Suppose`alpha ,beta , gamma in ` R are such that sin `alpha, sin beta , sin gamma ne 0`
and `Delta = |{:(sin^(2) alpha , sin alpha cos alpha , cos^(2) alpha),(sin^(2) beta , sin beta cos beta , cos^(2) beta),(sin^(2) gamma , sin gamma cos gamma , cos^(2) gamma):}|` then `Delta` cannot exceed

To solve the problem, we need to evaluate the determinant \( \Delta \) given by: \[ \Delta = \begin{vmatrix} \sin^2 \alpha & \sin \alpha \cos \alpha & \cos^2 \alpha \\ \sin^2 \beta & \sin \beta \cos \beta & \cos^2 \beta \\ \sin^2 \gamma & \sin \gamma \cos \gamma & \cos^2 \gamma \end{vmatrix} \] ### Step 1: Simplifying the Determinant We can simplify the determinant by manipulating the columns.

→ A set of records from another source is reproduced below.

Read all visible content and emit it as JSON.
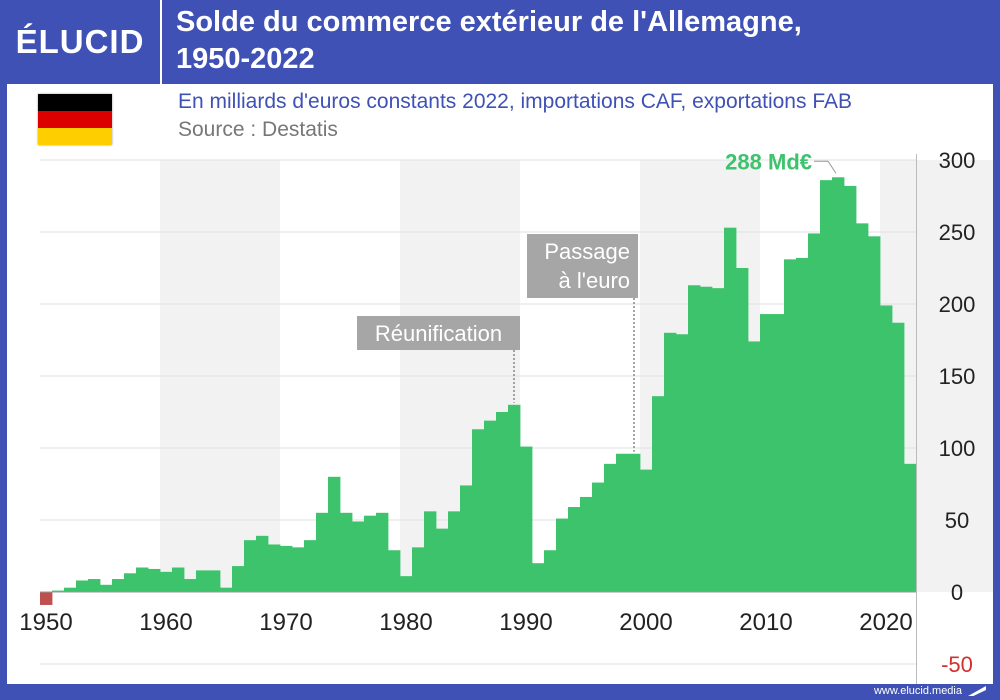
{
  "header": {
    "logo": "ÉLUCID",
    "title_line1": "Solde du commerce extérieur de l'Allemagne,",
    "title_line2": "1950-2022"
  },
  "subtitle": "En milliards d'euros constants 2022, importations CAF, exportations FAB",
  "source": "Source : Destatis",
  "footer": "www.elucid.media",
  "flag_colors": [
    "#000000",
    "#dd0000",
    "#ffce00"
  ],
  "colors": {
    "positive": "#3cc36b",
    "negative": "#c0504d",
    "peak_label": "#3cc36b",
    "negative_tick": "#d32f2f",
    "annotation_box": "#a6a6a6"
  },
  "chart_data": {
    "type": "bar",
    "x": [
      1950,
      1951,
      1952,
      1953,
      1954,
      1955,
      1956,
      1957,
      1958,
      1959,
      1960,
      1961,
      1962,
      1963,
      1964,
      1965,
      1966,
      1967,
      1968,
      1969,
      1970,
      1971,
      1972,
      1973,
      1974,
      1975,
      1976,
      1977,
      1978,
      1979,
      1980,
      1981,
      1982,
      1983,
      1984,
      1985,
      1986,
      1987,
      1988,
      1989,
      1990,
      1991,
      1992,
      1993,
      1994,
      1995,
      1996,
      1997,
      1998,
      1999,
      2000,
      2001,
      2002,
      2003,
      2004,
      2005,
      2006,
      2007,
      2008,
      2009,
      2010,
      2011,
      2012,
      2013,
      2014,
      2015,
      2016,
      2017,
      2018,
      2019,
      2020,
      2021,
      2022
    ],
    "values": [
      -9,
      1,
      3,
      8,
      9,
      5,
      9,
      13,
      17,
      16,
      14,
      17,
      9,
      15,
      15,
      3,
      18,
      36,
      39,
      33,
      32,
      31,
      36,
      55,
      80,
      55,
      49,
      53,
      55,
      29,
      11,
      31,
      56,
      44,
      56,
      74,
      113,
      119,
      125,
      130,
      101,
      20,
      29,
      51,
      59,
      66,
      76,
      89,
      96,
      96,
      85,
      136,
      180,
      179,
      213,
      212,
      211,
      253,
      225,
      174,
      193,
      193,
      231,
      232,
      249,
      286,
      288,
      282,
      256,
      247,
      199,
      187,
      89
    ],
    "y_ticks": [
      "300",
      "250",
      "200",
      "150",
      "100",
      "50",
      "0",
      "-50"
    ],
    "y_tick_values": [
      300,
      250,
      200,
      150,
      100,
      50,
      0,
      -50
    ],
    "x_ticks": [
      "1950",
      "1960",
      "1970",
      "1980",
      "1990",
      "2000",
      "2010",
      "2020"
    ],
    "x_tick_values": [
      1950,
      1960,
      1970,
      1980,
      1990,
      2000,
      2010,
      2020
    ],
    "ylim": [
      -50,
      300
    ],
    "xlim": [
      1950,
      2022
    ],
    "y_axis_side": "right",
    "annotations": [
      {
        "text": "288 Md€",
        "year": 2016,
        "value": 288
      },
      {
        "text": "Réunification",
        "year": 1989,
        "value": 130
      },
      {
        "text": "Passage",
        "text2": "à l'euro",
        "year": 1999,
        "value": 96
      }
    ]
  }
}
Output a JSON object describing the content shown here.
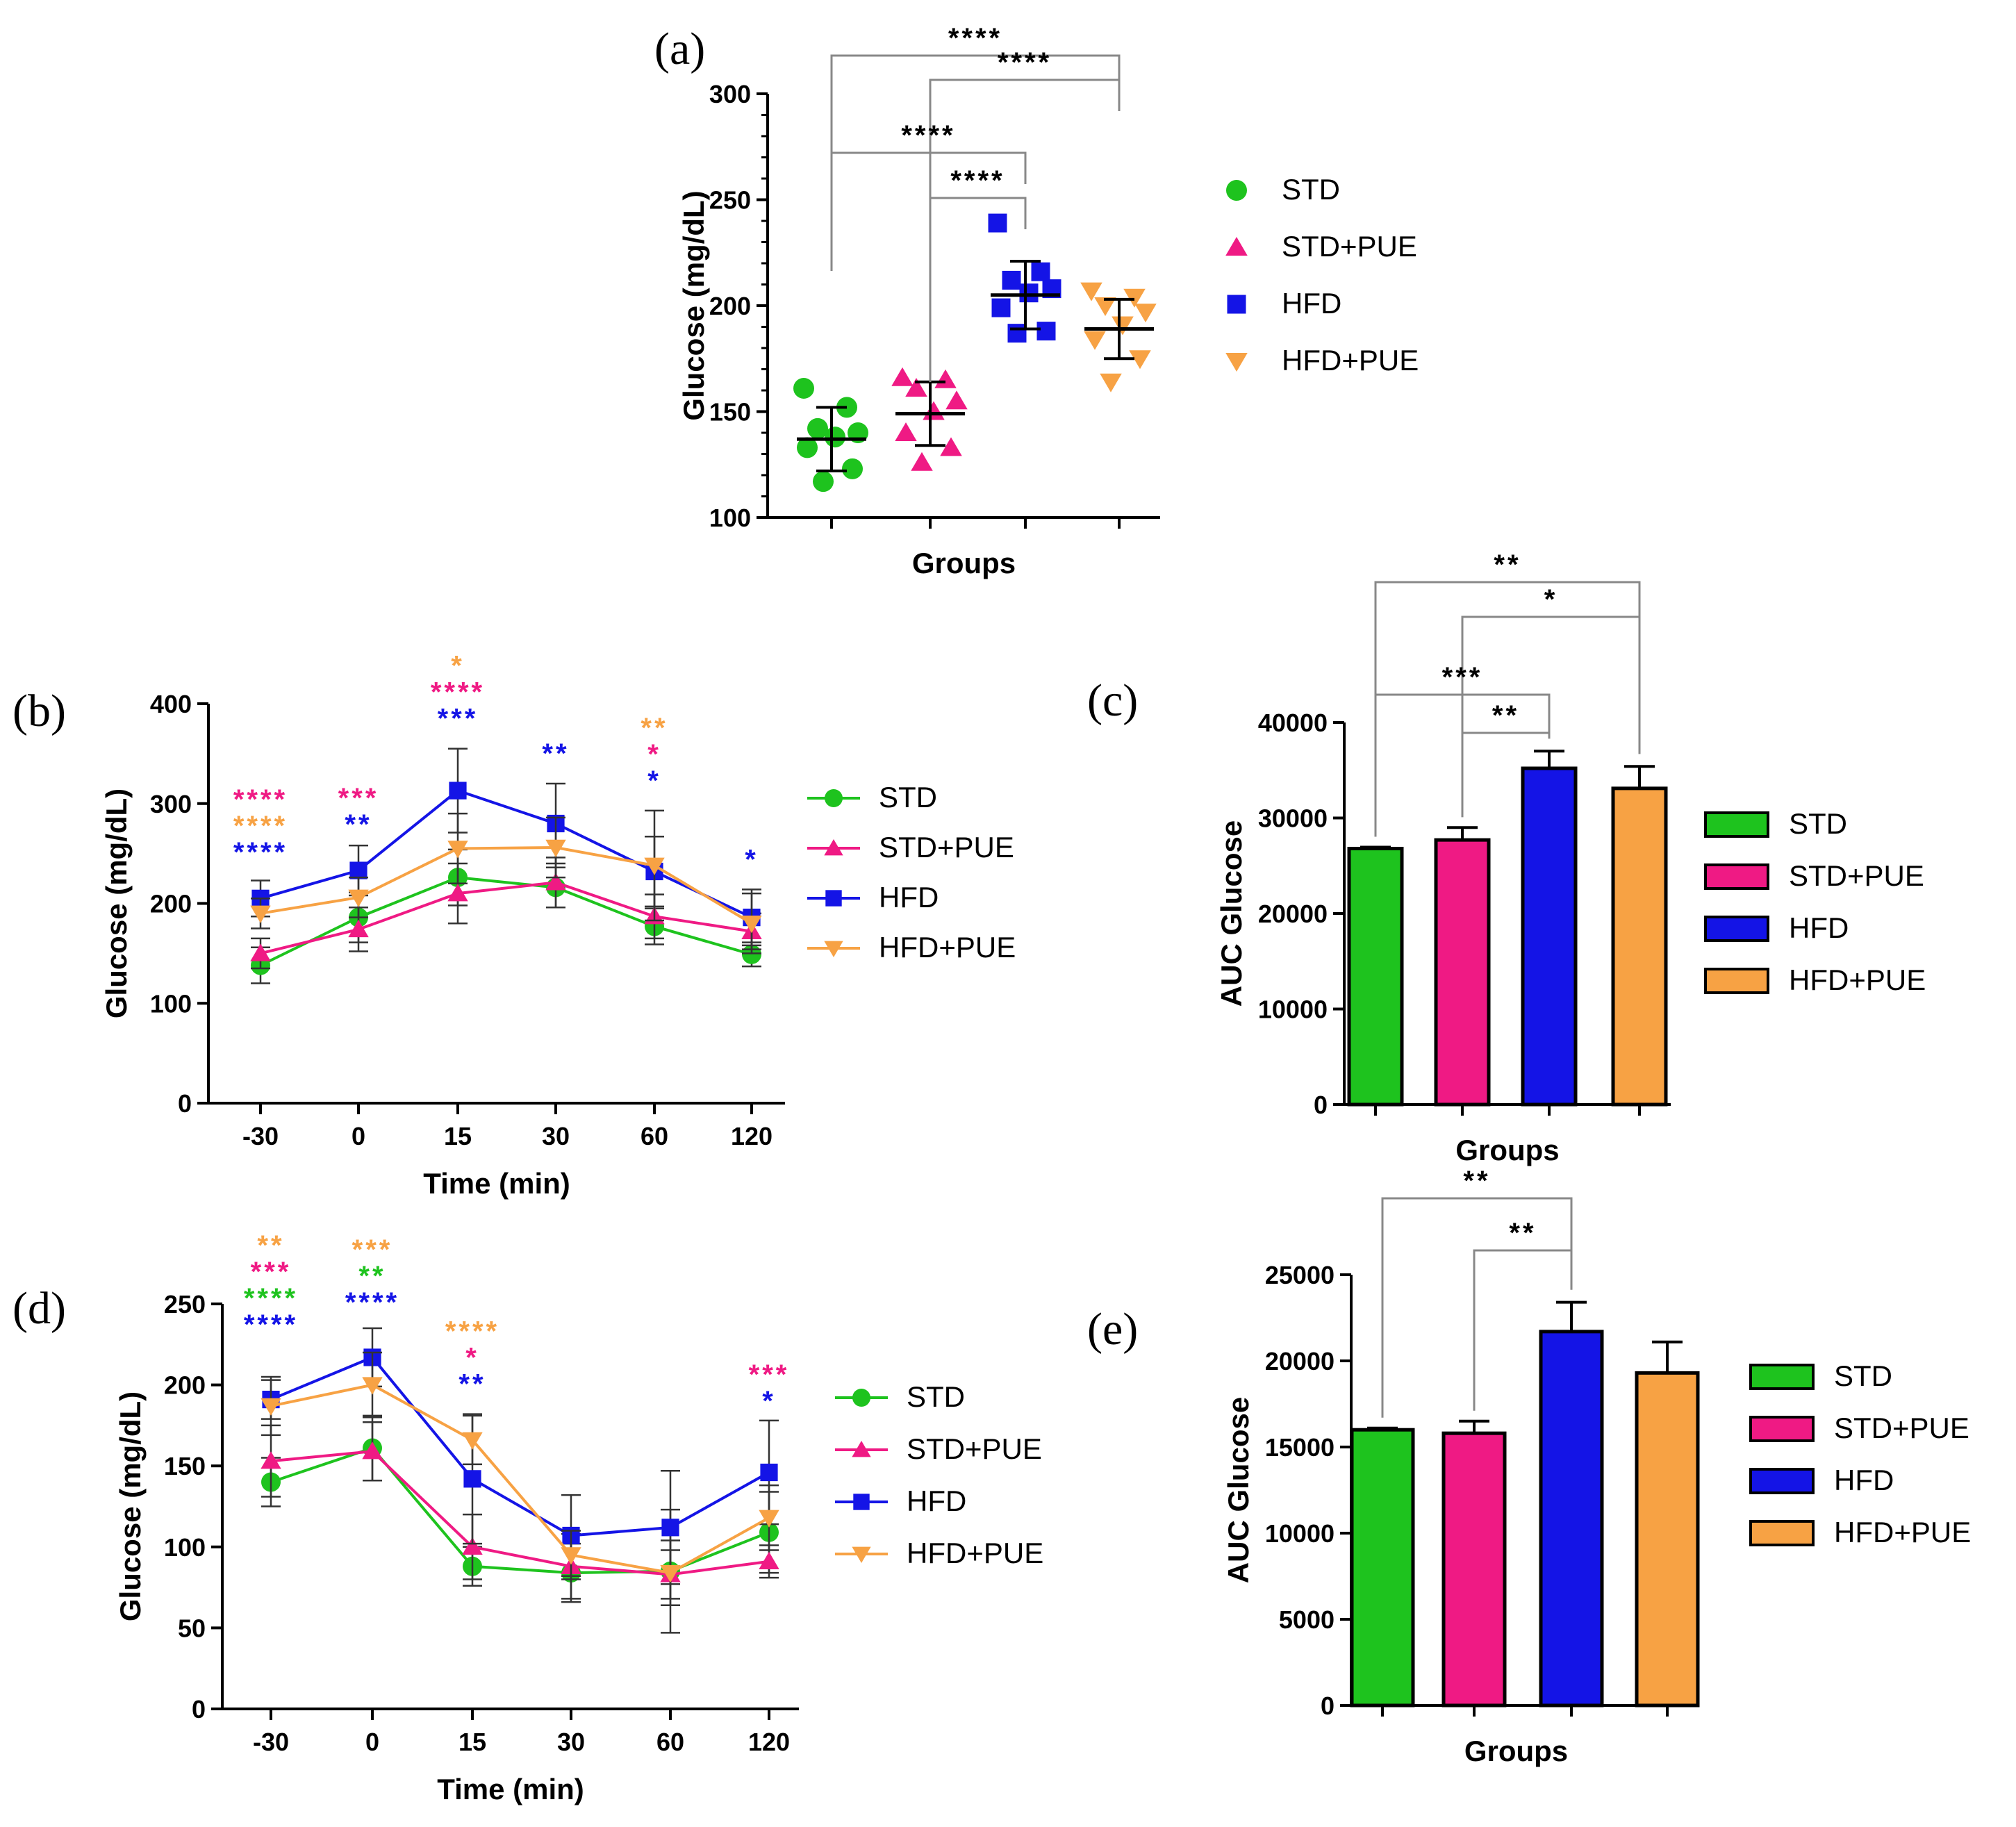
{
  "colors": {
    "STD": "#1ec31e",
    "STD+PUE": "#ef1a84",
    "HFD": "#1414e6",
    "HFD+PUE": "#f7a244"
  },
  "chart_data": [
    {
      "id": "a",
      "panel_label": "(a)",
      "type": "scatter",
      "xlabel": "Groups",
      "ylabel": "Glucose (mg/dL)",
      "ylim": [
        100,
        300
      ],
      "yticks": [
        "100",
        "150",
        "200",
        "250",
        "300"
      ],
      "legend": [
        "STD",
        "STD+PUE",
        "HFD",
        "HFD+PUE"
      ],
      "groups": [
        {
          "name": "STD",
          "values": [
            161,
            152,
            142,
            140,
            138,
            133,
            123,
            117
          ],
          "mean": 137,
          "sd": 15
        },
        {
          "name": "STD+PUE",
          "values": [
            166,
            165,
            161,
            155,
            150,
            140,
            133,
            126
          ],
          "mean": 149,
          "sd": 15
        },
        {
          "name": "HFD",
          "values": [
            239,
            216,
            212,
            208,
            206,
            199,
            188,
            187
          ],
          "mean": 205,
          "sd": 16
        },
        {
          "name": "HFD+PUE",
          "values": [
            207,
            204,
            200,
            197,
            191,
            184,
            175,
            164
          ],
          "mean": 189,
          "sd": 14
        }
      ],
      "significance": [
        {
          "from": 0,
          "to": 3,
          "label": "****"
        },
        {
          "from": 1,
          "to": 3,
          "label": "****"
        },
        {
          "from": 0,
          "to": 2,
          "label": "****"
        },
        {
          "from": 1,
          "to": 2,
          "label": "****"
        }
      ]
    },
    {
      "id": "b",
      "panel_label": "(b)",
      "type": "line",
      "xlabel": "Time (min)",
      "ylabel": "Glucose (mg/dL)",
      "ylim": [
        0,
        400
      ],
      "yticks": [
        "0",
        "100",
        "200",
        "300",
        "400"
      ],
      "x": [
        "-30",
        "0",
        "15",
        "30",
        "60",
        "120"
      ],
      "series": [
        {
          "name": "STD",
          "values": [
            138,
            186,
            226,
            216,
            177,
            149
          ],
          "err": [
            18,
            25,
            28,
            20,
            18,
            12
          ]
        },
        {
          "name": "STD+PUE",
          "values": [
            150,
            174,
            210,
            221,
            187,
            172
          ],
          "err": [
            15,
            22,
            30,
            25,
            22,
            18
          ]
        },
        {
          "name": "HFD",
          "values": [
            205,
            233,
            313,
            280,
            232,
            186
          ],
          "err": [
            18,
            25,
            42,
            40,
            35,
            28
          ]
        },
        {
          "name": "HFD+PUE",
          "values": [
            190,
            206,
            255,
            256,
            238,
            180
          ],
          "err": [
            15,
            20,
            35,
            30,
            55,
            30
          ]
        }
      ],
      "stars": [
        {
          "x": 0,
          "rows": [
            {
              "label": "****",
              "color": "STD+PUE"
            },
            {
              "label": "****",
              "color": "HFD+PUE"
            },
            {
              "label": "****",
              "color": "HFD"
            }
          ]
        },
        {
          "x": 1,
          "rows": [
            {
              "label": "***",
              "color": "STD+PUE"
            },
            {
              "label": "**",
              "color": "HFD"
            }
          ]
        },
        {
          "x": 2,
          "rows": [
            {
              "label": "*",
              "color": "HFD+PUE"
            },
            {
              "label": "****",
              "color": "STD+PUE"
            },
            {
              "label": "***",
              "color": "HFD"
            }
          ]
        },
        {
          "x": 3,
          "rows": [
            {
              "label": "**",
              "color": "HFD"
            }
          ]
        },
        {
          "x": 4,
          "rows": [
            {
              "label": "**",
              "color": "HFD+PUE"
            },
            {
              "label": "*",
              "color": "STD+PUE"
            },
            {
              "label": "*",
              "color": "HFD"
            }
          ]
        },
        {
          "x": 5,
          "rows": [
            {
              "label": "*",
              "color": "HFD"
            }
          ]
        }
      ],
      "legend": [
        "STD",
        "STD+PUE",
        "HFD",
        "HFD+PUE"
      ]
    },
    {
      "id": "c",
      "panel_label": "(c)",
      "type": "bar",
      "xlabel": "Groups",
      "ylabel": "AUC Glucose",
      "ylim": [
        0,
        40000
      ],
      "yticks": [
        "0",
        "10000",
        "20000",
        "30000",
        "40000"
      ],
      "categories": [
        "STD",
        "STD+PUE",
        "HFD",
        "HFD+PUE"
      ],
      "values": [
        26800,
        27700,
        35200,
        33100
      ],
      "err": [
        150,
        1300,
        1800,
        2300
      ],
      "significance": [
        {
          "from": 0,
          "to": 3,
          "label": "**"
        },
        {
          "from": 1,
          "to": 3,
          "label": "*"
        },
        {
          "from": 0,
          "to": 2,
          "label": "***"
        },
        {
          "from": 1,
          "to": 2,
          "label": "**"
        }
      ],
      "legend": [
        "STD",
        "STD+PUE",
        "HFD",
        "HFD+PUE"
      ]
    },
    {
      "id": "d",
      "panel_label": "(d)",
      "type": "line",
      "xlabel": "Time (min)",
      "ylabel": "Glucose (mg/dL)",
      "ylim": [
        0,
        250
      ],
      "yticks": [
        "0",
        "50",
        "100",
        "150",
        "200",
        "250"
      ],
      "x": [
        "-30",
        "0",
        "15",
        "30",
        "60",
        "120"
      ],
      "series": [
        {
          "name": "STD",
          "values": [
            140,
            161,
            88,
            84,
            85,
            109
          ],
          "err": [
            15,
            20,
            12,
            18,
            38,
            25
          ]
        },
        {
          "name": "STD+PUE",
          "values": [
            153,
            159,
            100,
            88,
            83,
            91
          ],
          "err": [
            22,
            18,
            20,
            20,
            15,
            10
          ]
        },
        {
          "name": "HFD",
          "values": [
            191,
            217,
            142,
            107,
            112,
            146
          ],
          "err": [
            12,
            18,
            40,
            25,
            35,
            32
          ]
        },
        {
          "name": "HFD+PUE",
          "values": [
            187,
            200,
            166,
            95,
            84,
            118
          ],
          "err": [
            18,
            20,
            15,
            15,
            20,
            20
          ]
        }
      ],
      "stars": [
        {
          "x": 0,
          "rows": [
            {
              "label": "**",
              "color": "HFD+PUE"
            },
            {
              "label": "***",
              "color": "STD+PUE"
            },
            {
              "label": "****",
              "color": "STD"
            },
            {
              "label": "****",
              "color": "HFD"
            }
          ]
        },
        {
          "x": 1,
          "rows": [
            {
              "label": "***",
              "color": "HFD+PUE"
            },
            {
              "label": "**",
              "color": "STD"
            },
            {
              "label": "****",
              "color": "HFD"
            }
          ]
        },
        {
          "x": 2,
          "rows": [
            {
              "label": "****",
              "color": "HFD+PUE"
            },
            {
              "label": "*",
              "color": "STD+PUE"
            },
            {
              "label": "**",
              "color": "HFD"
            }
          ]
        },
        {
          "x": 5,
          "rows": [
            {
              "label": "***",
              "color": "STD+PUE"
            },
            {
              "label": "*",
              "color": "HFD"
            }
          ]
        }
      ],
      "legend": [
        "STD",
        "STD+PUE",
        "HFD",
        "HFD+PUE"
      ]
    },
    {
      "id": "e",
      "panel_label": "(e)",
      "type": "bar",
      "xlabel": "Groups",
      "ylabel": "AUC Glucose",
      "ylim": [
        0,
        25000
      ],
      "yticks": [
        "0",
        "5000",
        "10000",
        "15000",
        "20000",
        "25000"
      ],
      "categories": [
        "STD",
        "STD+PUE",
        "HFD",
        "HFD+PUE"
      ],
      "values": [
        16000,
        15800,
        21700,
        19300
      ],
      "err": [
        100,
        700,
        1700,
        1800
      ],
      "significance": [
        {
          "from": 0,
          "to": 2,
          "label": "**"
        },
        {
          "from": 1,
          "to": 2,
          "label": "**"
        }
      ],
      "legend": [
        "STD",
        "STD+PUE",
        "HFD",
        "HFD+PUE"
      ]
    }
  ]
}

Notice that: \[ \sin^2 \theta + \cos^2 \theta = 1 \] So, we can replace the first column with the sum of the first and third columns: \[ \text{Column 1} = \text{Column 1} + \text{Column 3} \] This gives us: \[ \Delta = \begin{vmatrix} 1 & \sin \alpha \cos \alpha & 1 \\ 1 & \sin \beta \cos \beta & 1 \\ 1 & \sin \gamma \cos \gamma & 1 \end{vmatrix} \] ### Step 2: Factor out common terms Next, we can factor out a 2 from the second column and a 2 from the third column: \[ \Delta = \frac{1}{2} \begin{vmatrix} 1 & 2 \sin \alpha \cos \alpha & 2 \cos^2 \alpha \\ 1 & 2 \sin \beta \cos \beta & 2 \cos^2 \beta \\ 1 & 2 \sin \gamma \cos \gamma & 2 \cos^2 \gamma \end{vmatrix} \] ### Step 3: Further Simplification Now we can express \( 2 \sin \theta \cos \theta \) as \( \sin(2\theta) \) and \( 2 \cos^2 \theta - 1 \) as \( \cos(2\theta) \): \[ \Delta = \frac{1}{4} \begin{vmatrix} 1 & \sin(2\alpha) & \cos(2\alpha) \\ 1 & \sin(2\beta) & \cos(2\beta) \\ 1 & \sin(2\gamma) & \cos(2\gamma) \end{vmatrix} \] ### Step 4: Evaluating the Determinant Now, we can evaluate the determinant using the properties of sine and cosine: \[ \Delta = \frac{1}{4} \left( \sin(2\beta) \cos(2\gamma) - \sin(2\gamma) \cos(2\beta) + \sin(2\alpha) \cos(2\gamma) - \sin(2\gamma) \cos(2\alpha) + \sin(2\alpha) \cos(2\beta) - \sin(2\beta) \cos(2\alpha) \right) \] ### Step 5: Using Sine Difference Identity This can be simplified further using the sine difference identity: \[ \Delta = \frac{1}{4} \left( \sin(2\beta - 2\gamma) + \sin(2\alpha - 2\gamma) + \sin(2\alpha - 2\beta) \right) \] ### Step 6: Finding the Maximum Value Since the sine function has a maximum value of 1, we can conclude: \[ \Delta \leq \frac{3}{4} \] Thus, the maximum value of \( \Delta \) cannot exceed 1. ### Conclusion Therefore, we conclude that \( \Delta \) cannot exceed 1.